Joe Davis on Secrecy and the Memory Hole

I asked my friend and colleague Joe Davis – editor of the SEJ Tipsheet, which I write for, and respected expert on information access and the media – to comment on my previous article.

Joe was at the FOIA breakfast workshop I mentioned. He was not the reporter with whom I discussed The Memory Hole, but he had some interesting points to make when reviewing my article. I share his views here with his permission…

Joe Davis writes:

  • “Journalists can and should attempt to authenticate any documents they get from anywhere – not just the Memory Hole, not just leakers and wackos, but even official sources (although this may less often be necessary). Authentication is often rather obvious and non-rigorous. For something important, there’s no reason not to to call the agency and ask if a leaked or suppressed document is at least authentic. A non-response can become part of the story. But denials are harder when you have the document in hand.”
  • The Memory Hole is just a special case of something that’s been going on on a major scale for a long time in US journalism… namely The Leak. There has always been a Gray Zone, and it’s usually been pretty large. AND it’s usually been fairly treacherous territory. (I learned the hard way when covering Congress that a favorite tactic of the Machiavellians was to go off the record and tell a malicious lie about their opponent – because they can’t be held accountable.) But documents have a special force that whispers don’t.”
  • “Kick’s site publishes just a micro-nano-fraction of the good stuff that is out there and needs to be published.
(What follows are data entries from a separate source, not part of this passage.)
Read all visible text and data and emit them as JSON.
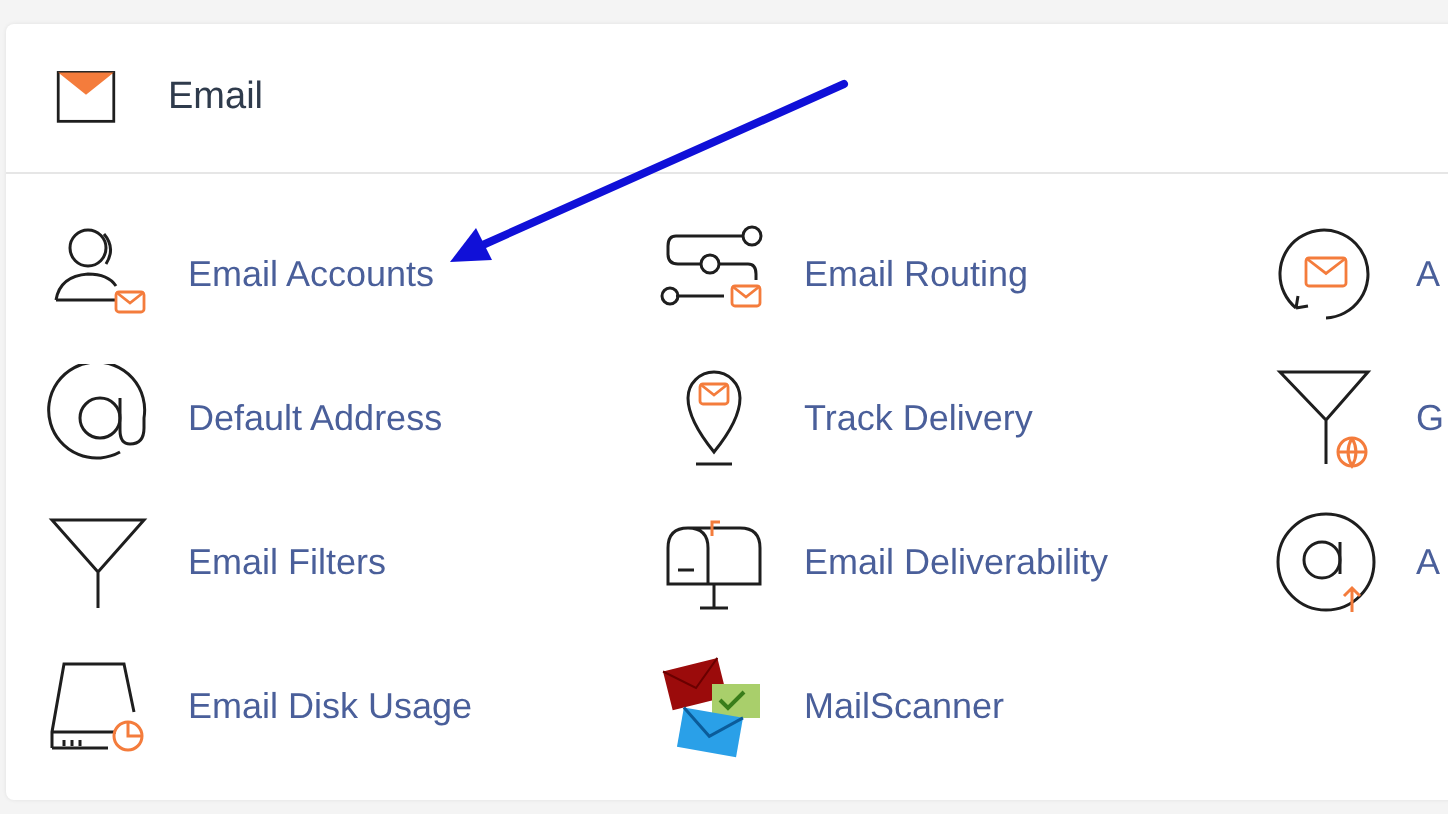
{
  "section": {
    "title": "Email"
  },
  "items": [
    {
      "label": "Email Accounts"
    },
    {
      "label": "Email Routing"
    },
    {
      "label": "A"
    },
    {
      "label": "Default Address"
    },
    {
      "label": "Track Delivery"
    },
    {
      "label": "G"
    },
    {
      "label": "Email Filters"
    },
    {
      "label": "Email Deliverability"
    },
    {
      "label": "A"
    },
    {
      "label": "Email Disk Usage"
    },
    {
      "label": "MailScanner"
    }
  ]
}
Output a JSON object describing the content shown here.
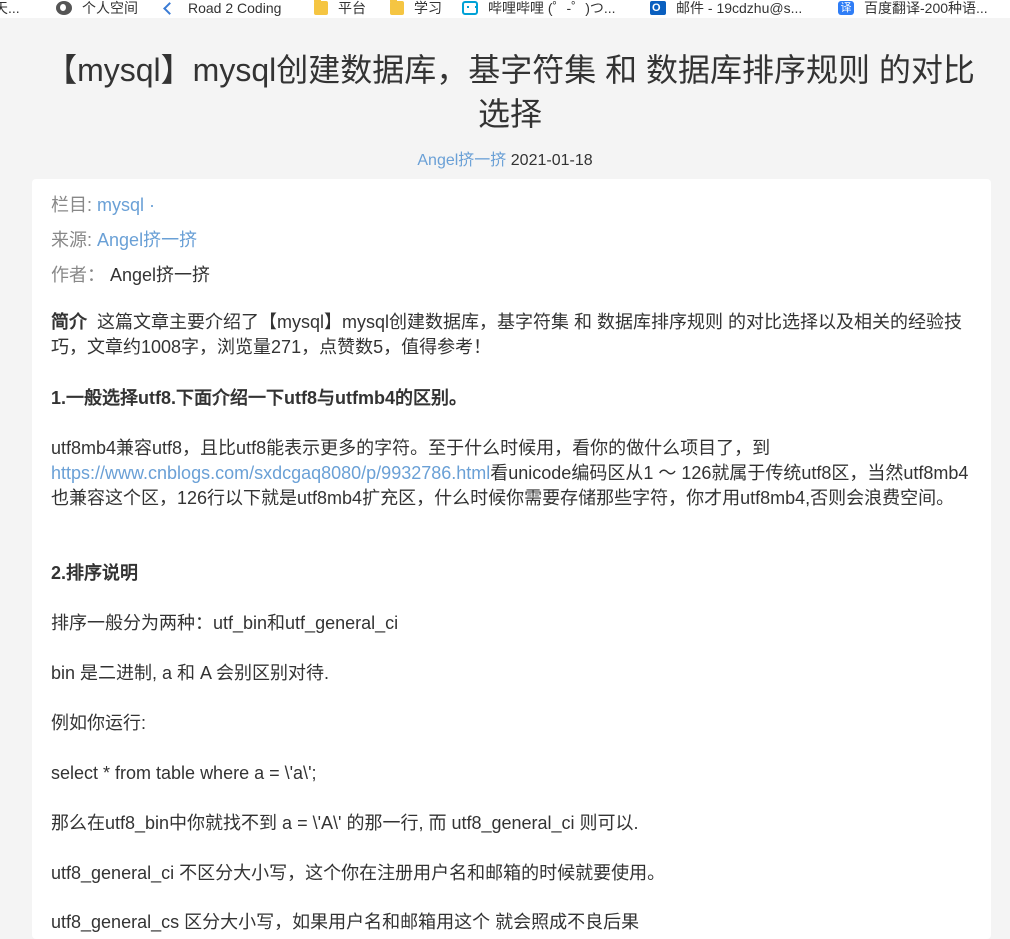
{
  "bookmarks": [
    {
      "icon": "none",
      "label": "天..."
    },
    {
      "icon": "globe-icon",
      "label": "个人空间"
    },
    {
      "icon": "code-icon",
      "label": "Road 2 Coding"
    },
    {
      "icon": "folder-icon",
      "label": "平台"
    },
    {
      "icon": "folder-icon",
      "label": "学习"
    },
    {
      "icon": "bilibili-icon",
      "label": "哔哩哔哩 (゜-゜)つ..."
    },
    {
      "icon": "outlook-icon",
      "label": "邮件 - 19cdzhu@s..."
    },
    {
      "icon": "translate-icon",
      "label": "百度翻译-200种语..."
    }
  ],
  "translate_glyph": "译",
  "article": {
    "title": "【mysql】mysql创建数据库，基字符集 和 数据库排序规则 的对比选择",
    "author_link": "Angel挤一挤",
    "date": "2021-01-18",
    "column_label": "栏目:",
    "column_value": "mysql ·",
    "source_label": "来源:",
    "source_value": "Angel挤一挤",
    "author_label": "作者：",
    "author_value": "Angel挤一挤",
    "intro_label": "简介",
    "intro_text": "这篇文章主要介绍了【mysql】mysql创建数据库，基字符集 和 数据库排序规则 的对比选择以及相关的经验技巧，文章约1008字，浏览量271，点赞数5，值得参考！",
    "h1": "1.一般选择utf8.下面介绍一下utf8与utfmb4的区别。",
    "p1_a": "utf8mb4兼容utf8，且比utf8能表示更多的字符。至于什么时候用，看你的做什么项目了，到",
    "p1_link": "https://www.cnblogs.com/sxdcgaq8080/p/9932786.html",
    "p1_b": "看unicode编码区从1 ～ 126就属于传统utf8区，当然utf8mb4也兼容这个区，126行以下就是utf8mb4扩充区，什么时候你需要存储那些字符，你才用utf8mb4,否则会浪费空间。",
    "h2": "2.排序说明",
    "p2": "排序一般分为两种：utf_bin和utf_general_ci",
    "p3": "bin 是二进制, a 和 A 会别区别对待.",
    "p4": "例如你运行:",
    "p5": "select * from table where a = \\'a\\';",
    "p6": "那么在utf8_bin中你就找不到 a = \\'A\\' 的那一行, 而 utf8_general_ci 则可以.",
    "p7": "utf8_general_ci 不区分大小写，这个你在注册用户名和邮箱的时候就要使用。",
    "p8": "utf8_general_cs 区分大小写，如果用户名和邮箱用这个 就会照成不良后果"
  }
}
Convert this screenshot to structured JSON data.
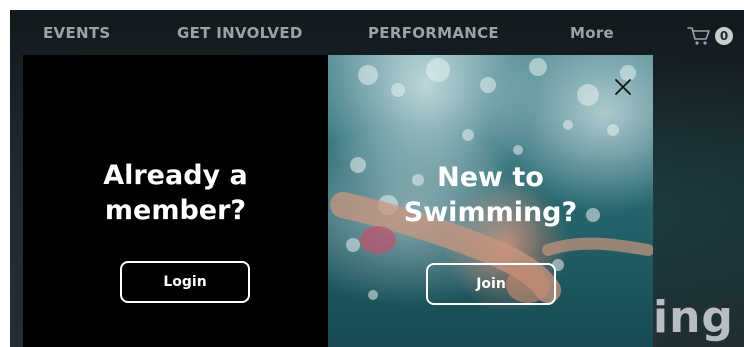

I think of it more as an inspiring example than a regularly useful resource.”
  • “Right now, the huge preponderance of the impetus toward secrecy is coming from let us say the “rightward” side of the political spectrum – not just the ideological conservatives and Bush-GOP, but the corporate and military interests behind them. As a political issue, openness is not symmetrical. This it is neither a shame nor a surprise that there should appear to be some agenda to Kick’s site or open-government efforts generally. This is hardly a reason not to do them, nor is it a reason to manufacture ‘false balance’ by stretching too hard to unearth Democrats’ efforts for secrecy.”